Here are four things we can learn about the super-rich from their superyachts.

1. They Live in Their Own World

There are nearly five thousand superyachts (boats longer than thirty meters) sailing the world’s seas. But unless you’re a billionaire, a friend of a billionaire, or a pirate, you’ve probably never even seen a superyacht, let alone stepped foot on one.

On board these floating palaces are the uber-rich — the high-net-worth individuals who run the world. These individuals pull the levers of the global economy, but they are, for the most part, hidden from ordinary people, moving from their luxury high-rises to their private planes to their enormous boats.

This closed and relatively small network of elites is demonstrated and solidified through the consumption and display of luxury goods. The billionaires — from Saudi oil tycoons to Russian oligarchs to Silicon Valley tech royalty — meet at the Monaco Yacht Show to compare mast size, trade tips on how to protect a Picasso from saltwater damage, and form business partnerships.

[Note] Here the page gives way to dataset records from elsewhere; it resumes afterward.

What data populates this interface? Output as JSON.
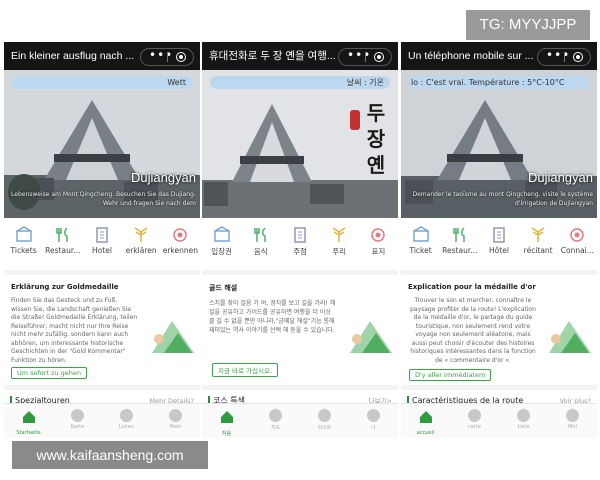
{
  "top_tag": "TG: MYYJJPP",
  "watermark": "www.kaifaansheng.com",
  "phones": [
    {
      "title": "Ein kleiner ausflug nach ...",
      "weather": "Wett",
      "place": "Dujiangyan",
      "intro": "Lebensweise am Mont Qingcheng. Besuchen Sie das Dujiang-Wehr und fragen Sie nach dem",
      "quick": [
        "Tickets",
        "Restaur...",
        "Hotel",
        "erklären",
        "erkennen"
      ],
      "card_title": "Erklärung zur Goldmedaille",
      "card_body": "Finden Sie das Gesteck und zu Fuß, wissen Sie, die Landschaft genießen Sie die Straße! Goldmedaille Erklärung, teilen Reiseführer, macht nicht nur Ihre Reise nicht mehr zufällig, sondern kann auch abhören, um interessante historische Geschichten in der \"Gold Kommentar\" Funktion zu hören.",
      "card_button": "Um sofort zu gehen",
      "section_title": "Spezialtouren",
      "section_more": "Mehr Details?",
      "tabs": [
        "Startseite",
        "Karte",
        "Listen",
        "Mein"
      ]
    },
    {
      "title": "휴대전화로 두 장 옌을 여행...",
      "weather": "날씨 : 기온",
      "kor_title": "두장옌",
      "quick": [
        "입장권",
        "음식",
        "주점",
        "푸리",
        "표지"
      ],
      "card_title": "골드 해설",
      "card_body": "스치를 찾아 걸음 가 여, 경치를 보고 길을 가라! 해설을 공유하고 가이드를 공유하면 여행을 더 이상 즐 길 수 없을 뿐만 아니라,\"금메달 해설\"기능 통해 재미있는 역사 이야기를 선택 해 듣을 수 있습니다.",
      "card_button": "지금 바로 가십시오.",
      "section_title": "코스 특색",
      "section_more": "다보기>",
      "tabs": [
        "처음",
        "지도",
        "리스트",
        "나"
      ]
    },
    {
      "title": "Un téléphone mobile sur ...",
      "weather": "lo : C'est vrai. Température : 5°C-10°C",
      "place": "Dujiangyan",
      "intro": "Demander le taoïsme au mont Qingcheng, visite le système d'irrigation de Dujiangyan",
      "quick": [
        "Ticket",
        "Restaur...",
        "Hôtel",
        "récitant",
        "Connai..."
      ],
      "card_title": "Explication pour la médaille d'or",
      "card_body": "Trouver le son et marcher, connaître le paysage profiter de la route! L'explication de la médaille d'or, le partage du guide touristique, non seulement rend votre voyage non seulement aléatoire, mais aussi peut choisir d'écouter des histoires historiques intéressantes dans la fonction de « commentaire d'or ».",
      "card_button": "D'y aller immédiatem",
      "section_title": "Caractéristiques de la route",
      "section_more": "Voir plus?",
      "tabs": [
        "accueil",
        "carte",
        "Liste",
        "Moi"
      ]
    }
  ],
  "colors": {
    "accent_green": "#2f9a3e",
    "title_bar": "#151515",
    "weather_pill": "#bcd7f0"
  }
}
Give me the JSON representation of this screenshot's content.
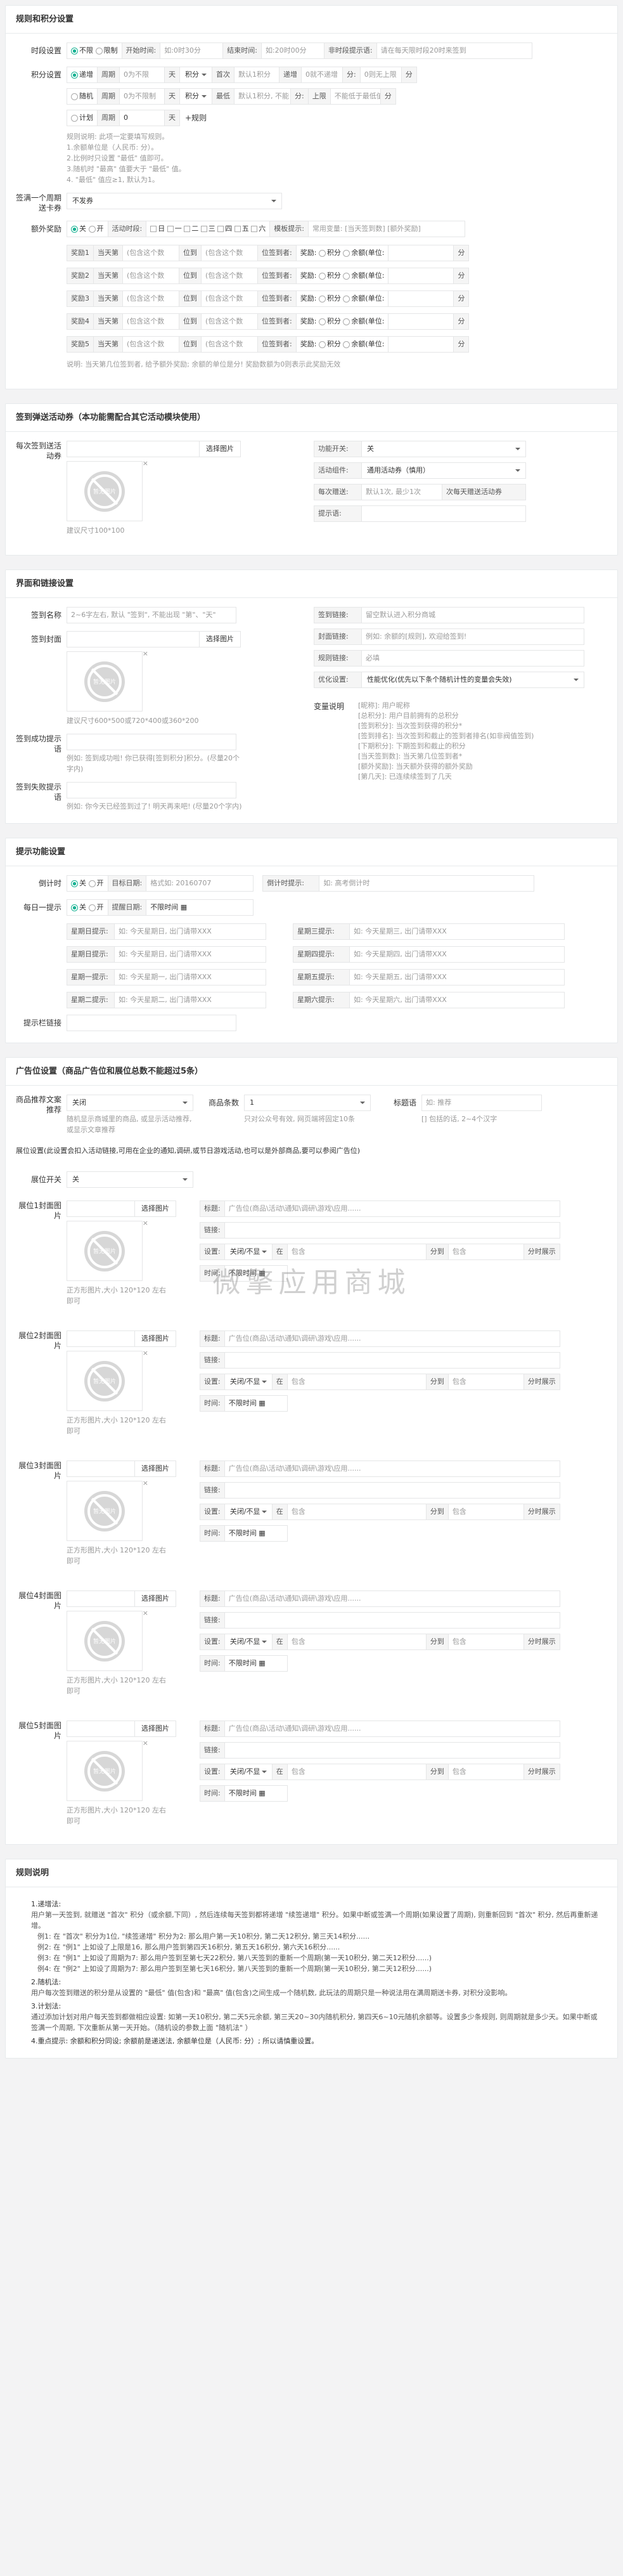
{
  "s1": {
    "title": "规则和积分设置",
    "time_label": "时段设置",
    "time_opt1": "不限",
    "time_opt2": "限制",
    "start_ph": "开始时间:",
    "start_val": "如:0时30分",
    "end_ph": "结束时间:",
    "end_val": "如:20时00分",
    "tip_ph": "非时段提示语:",
    "tip_val": "请在每天限时段20时来签到",
    "score_label": "积分设置",
    "r1": {
      "mode": "递增",
      "period": "周期",
      "days_ph": "0为不限",
      "unit": "天",
      "score": "积分",
      "a": "首次",
      "a_val": "默认1积分",
      "b": "递增",
      "b_val": "0就不递增",
      "c": "分:",
      "c_val": "0则无上限",
      "d": "分"
    },
    "r2": {
      "mode": "随机",
      "period": "周期",
      "days_ph": "0为不限制",
      "unit": "天",
      "score": "积分",
      "a": "最低",
      "a_val": "默认1积分, 不能",
      "b": "分:",
      "b_val": "上限",
      "c": "不能低于最低值",
      "d": "分"
    },
    "r3": {
      "mode": "计划",
      "period": "周期",
      "days": "0",
      "unit": "天",
      "add": "+规则"
    },
    "help": [
      "规则说明: 此项一定要填写规则。",
      "1.余额单位是（人民币: 分）。",
      "2.比例时只设置 \"最低\" 值即可。",
      "3.随机时 \"最高\" 值要大于 \"最低\" 值。",
      "4. \"最低\" 值应≥1, 默认为1。"
    ],
    "cycle_label": "签满一个周期送卡券",
    "cycle_val": "不发券",
    "extra_label": "额外奖励",
    "extra_on": "关",
    "extra_off": "开",
    "extra_time": "活动时段:",
    "days": [
      "日",
      "一",
      "二",
      "三",
      "四",
      "五",
      "六"
    ],
    "mode_label": "模板提示:",
    "mode_val": "常用变量: [当天签到数] [额外奖励]",
    "rewards": [
      {
        "n": "奖励1",
        "p1": "当天第",
        "p2": "(包含这个数",
        "p3": "位到",
        "p4": "(包含这个数",
        "p5": "位签到者:",
        "p6": "奖励",
        "p7": "积分",
        "p8": "余额(单位:",
        "p9": "分"
      },
      {
        "n": "奖励2",
        "p1": "当天第",
        "p2": "(包含这个数",
        "p3": "位到",
        "p4": "(包含这个数",
        "p5": "位签到者:",
        "p6": "奖励",
        "p7": "积分",
        "p8": "余额(单位:",
        "p9": "分"
      },
      {
        "n": "奖励3",
        "p1": "当天第",
        "p2": "(包含这个数",
        "p3": "位到",
        "p4": "(包含这个数",
        "p5": "位签到者:",
        "p6": "奖励",
        "p7": "积分",
        "p8": "余额(单位:",
        "p9": "分"
      },
      {
        "n": "奖励4",
        "p1": "当天第",
        "p2": "(包含这个数",
        "p3": "位到",
        "p4": "(包含这个数",
        "p5": "位签到者:",
        "p6": "奖励",
        "p7": "积分",
        "p8": "余额(单位:",
        "p9": "分"
      },
      {
        "n": "奖励5",
        "p1": "当天第",
        "p2": "(包含这个数",
        "p3": "位到",
        "p4": "(包含这个数",
        "p5": "位签到者:",
        "p6": "奖励",
        "p7": "积分",
        "p8": "余额(单位:",
        "p9": "分"
      }
    ],
    "reward_help": "说明: 当天第几位签到者, 给予额外奖励; 余额的单位是分! 奖励数额为0则表示此奖励无效"
  },
  "s2": {
    "title": "签到弹送活动券（本功能需配合其它活动模块使用）",
    "img_label": "每次签到送活动券",
    "pick": "选择图片",
    "noimg": "暂无图片",
    "x": "×",
    "size": "建议尺寸100*100",
    "f1": "功能开关:",
    "f1v": "关",
    "f2": "活动组件:",
    "f2v": "通用活动券（慎用）",
    "f3": "每次赠送:",
    "f3v": "默认1次, 最少1次",
    "f3b": "次每天赠送活动券",
    "f4": "提示语:"
  },
  "s3": {
    "title": "界面和链接设置",
    "name_label": "签到名称",
    "name_ph": "2~6字左右, 默认 \"签到\", 不能出现 \"第\"、\"天\"",
    "cover_label": "签到封面",
    "pick": "选择图片",
    "noimg": "暂无图片",
    "x": "×",
    "cover_size": "建议尺寸600*500或720*400或360*200",
    "f1": "签到链接:",
    "f1v": "留空默认进入积分商城",
    "f2": "封面链接:",
    "f2v": "例如: 余额的[规则], 欢迎给签到!",
    "f3": "规则链接:",
    "f3v": "必填",
    "f4": "优化设置:",
    "f4v": "性能优化(优先以下条个随机计性的变量会失效)",
    "succ_label": "签到成功提示语",
    "succ_help": "例如: 签到成功啦! 你已获得[签到积分]积分。(尽量20个字内)",
    "fail_label": "签到失败提示语",
    "fail_help": "例如: 你今天已经签到过了! 明天再来吧! (尽量20个字内)",
    "var_title": "变量说明",
    "vars": [
      "[昵称]: 用户昵称",
      "[总积分]: 用户目前拥有的总积分",
      "[签到积分]: 当次签到获得的积分*",
      "[签到排名]: 当次签到和截止的签到者排名(如非阀值签到)",
      "[下期积分]: 下期签到和截止的积分",
      "[当天签到数]: 当天第几位签到者*",
      "[额外奖励]: 当天额外获得的额外奖励",
      "[第几天]: 已连续续签到了几天"
    ]
  },
  "s4": {
    "title": "提示功能设置",
    "dl_label": "倒计时",
    "dl_on": "关",
    "dl_off": "开",
    "dl_date": "目标日期:",
    "dl_date_val": "格式如: 20160707",
    "dl_tip": "倒计时提示:",
    "dl_tip_val": "如: 高考倒计时",
    "daily_label": "每日一提示",
    "daily_on": "关",
    "daily_off": "开",
    "daily_date": "提醒日期:",
    "daily_date_val": "不限时间",
    "days": [
      {
        "l": "星期日提示:",
        "v": "如: 今天星期日, 出门请带XXX"
      },
      {
        "l": "星期三提示:",
        "v": "如: 今天星期三, 出门请带XXX"
      },
      {
        "l": "星期日提示:",
        "v": "如: 今天星期日, 出门请带XXX"
      },
      {
        "l": "星期四提示:",
        "v": "如: 今天星期四, 出门请带XXX"
      },
      {
        "l": "星期一提示:",
        "v": "如: 今天星期一, 出门请带XXX"
      },
      {
        "l": "星期五提示:",
        "v": "如: 今天星期五, 出门请带XXX"
      },
      {
        "l": "星期二提示:",
        "v": "如: 今天星期二, 出门请带XXX"
      },
      {
        "l": "星期六提示:",
        "v": "如: 今天星期六, 出门请带XXX"
      }
    ],
    "link_label": "提示栏链接"
  },
  "watermark": "微擎应用商城",
  "s5": {
    "title": "广告位设置（商品广告位和展位总数不能超过5条）",
    "rec_label": "商品推荐文案推荐",
    "rec_val": "关闭",
    "rec_help": "随机显示商城里的商品, 或显示活动推荐, 或显示文章推荐",
    "cnt_label": "商品条数",
    "cnt_val": "1",
    "cnt_help": "只对公众号有效, 网页端将固定10条",
    "title_label": "标题语",
    "title_val": "如: 推荐",
    "title_help": "[] 包括的话, 2~4个汉字",
    "desc": "展位设置(此设置会扣入活动链接,可用在企业的通知,调研,或节日游戏活动,也可以是外部商品,要可以参阅广告位)",
    "switch_label": "展位开关",
    "switch_val": "关",
    "pick": "选择图片",
    "noimg": "暂无图片",
    "x": "×",
    "size": "正方形图片,大小 120*120 左右即可",
    "f_title": "标题:",
    "f_title_val": "广告位(商品\\活动\\通知\\调研\\游戏\\应用......",
    "f_link": "链接:",
    "f_set": "设置:",
    "f_set_val": "关闭/不显",
    "f_in": "在",
    "f_in_val": "包含",
    "f_score": "分到",
    "f_score_val": "包含",
    "f_show": "分时展示",
    "f_time": "时间:",
    "f_time_val": "不限时间",
    "slots": [
      {
        "label": "展位1封面图片"
      },
      {
        "label": "展位2封面图片"
      },
      {
        "label": "展位3封面图片"
      },
      {
        "label": "展位4封面图片"
      },
      {
        "label": "展位5封面图片"
      }
    ]
  },
  "s6": {
    "title": "规则说明",
    "lines": [
      {
        "t": "1.递增法:"
      },
      {
        "t": "用户第一天签到, 就赠送 \"首次\" 积分（或余额,下同）, 然后连续每天签到都将递增 \"续签递增\" 积分。如果中断或签满一个周期(如果设置了周期), 则重新回到 \"首次\" 积分, 然后再重新递增。"
      },
      {
        "t": "例1: 在 \"首次\" 积分为1位, \"续签递增\" 积分为2: 那么用户第一天10积分, 第二天12积分, 第三天14积分......"
      },
      {
        "t": "例2: 在 \"例1\" 上如设了上限是16, 那么用户签到第四天16积分, 第五天16积分, 第六天16积分......"
      },
      {
        "t": "例3: 在 \"例1\" 上如设了周期为7: 那么用户签到至第七天22积分, 第八天签到的重新一个周期(第一天10积分, 第二天12积分......)"
      },
      {
        "t": "例4: 在 \"例2\" 上如设了周期为7: 那么用户签到至第七天16积分, 第八天签到的重新一个周期(第一天10积分, 第二天12积分......)"
      },
      {
        "t": "2.随机法:"
      },
      {
        "t": "用户每次签到赠送的积分是从设置的 \"最低\" 值(包含)和 \"最高\" 值(包含)之间生成一个随机数, 此玩法的周期只是一种说法用在满周期送卡券, 对积分没影响。"
      },
      {
        "t": "3.计划法:"
      },
      {
        "t": "通过添加计划对用户每天签到都做相应设置: 如第一天10积分, 第二天5元余额, 第三天20~30内随机积分, 第四天6~10元随机余额等。设置多少条规则, 则周期就是多少天。如果中断或签满一个周期, 下次重新从第一天开始。（随机设的参数上面 \"随机法\" ）"
      },
      {
        "t": "4.重点提示: 余额和积分同设; 余额前是递送法, 余额单位是（人民币: 分）; 所以请慎重设置。"
      }
    ]
  }
}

2. They Are Above the Business Cycle

Manufacturing output is declining in a growing number of countries around the world, but yacht production is going strong. Superyacht orders have grown year over year for the past five years, and yacht builders in Britain, Italy, Germany, and the Netherlands expect to see 20 percent growth in the coming decade. The .01 percent aren’t blown off course by economic headwinds.

In fact, when the business cycle goes south, and ordinary people are sucked into its maw, the super-rich often benefit. While the UK’s British Home Stores chain tanked, and 20,000 pensioners were set adrift, Topshop tycoon Philip Green was at his leisure on his £100 million superyacht Lionheart.

Superyacht owners have also proven themselves worthy pirates. Jho Low — the financier who siphoned $4.5 billion from the Malaysian government — bought himself at $250 million boat that he called “Tranquility.”

3. They Don’t Care About the Planet

As the planet alternates between burning and flooding, more and more wealthy people have expressed their concern. They sign up for the Giving Pledge. They start foundations. They donate money to save the polar bears. They also buy bigger and bigger boats. The number of boats longer than 60 meters — 364 — has doubled in the past decade. Russian oligarch Farkhad Akhmedov’s £350 million superyacht (which he has been desperately trying to keep out of the hands of his ex-wife, Tatiana) has two helipads, a swimming pool, a mini submarine, and nine decks.

Ever attuned to changing tastes, however, yacht designers are now touting “sustainable yacht design.” The world’s first environmentally friendly superyacht is being built — a $644 million hydrogen-powered yacht complete with infinity pool, helipad, and gym. For the millennials who purportedly care about experiences more than things, yacht designers are building solar-powered “explorer” yachts that can break through arctic ice and travel for weeks without a refuel.

4. They Should Pay a Lot More in Taxes

The superyachts at this year’s Monaco Yacht Show alone were worth a combined $2.7 billion. Superyacht owners spend upward of $750 million for their boats. They hire dozens of people to crew them, spending between $5 and $10 million a year to cruise from one hotspot to the next.  But money is no object for these billionaires. Indeed, it seems to fall into their laps through windfalls like the Trump tax cuts, which fueled a number of fresh superyacht purchases.

Superyachts also serve as handy floating tax havens. As the Paradise Papers investigation showed, elites go to great lengths to avoid paying taxes on their luxury purchases. Superyachts have the advantage of being mobile, making it much easier to evade the tax man. Big boats are also a good place to hide other, smaller luxury purchases, like artwork and jewelry.

Superyachts encapsulate everything wrong with our for-profit system — as billions struggle to survive, and the planet tumbles toward ecological catastrophe, the world’s richest people sail away, sheltered from the rough seas of capitalism.

These superyachts, like the billionaire class, shouldn’t exist. We need to institute a global wealth tax, shut down tax havens, and, yes, take their boats.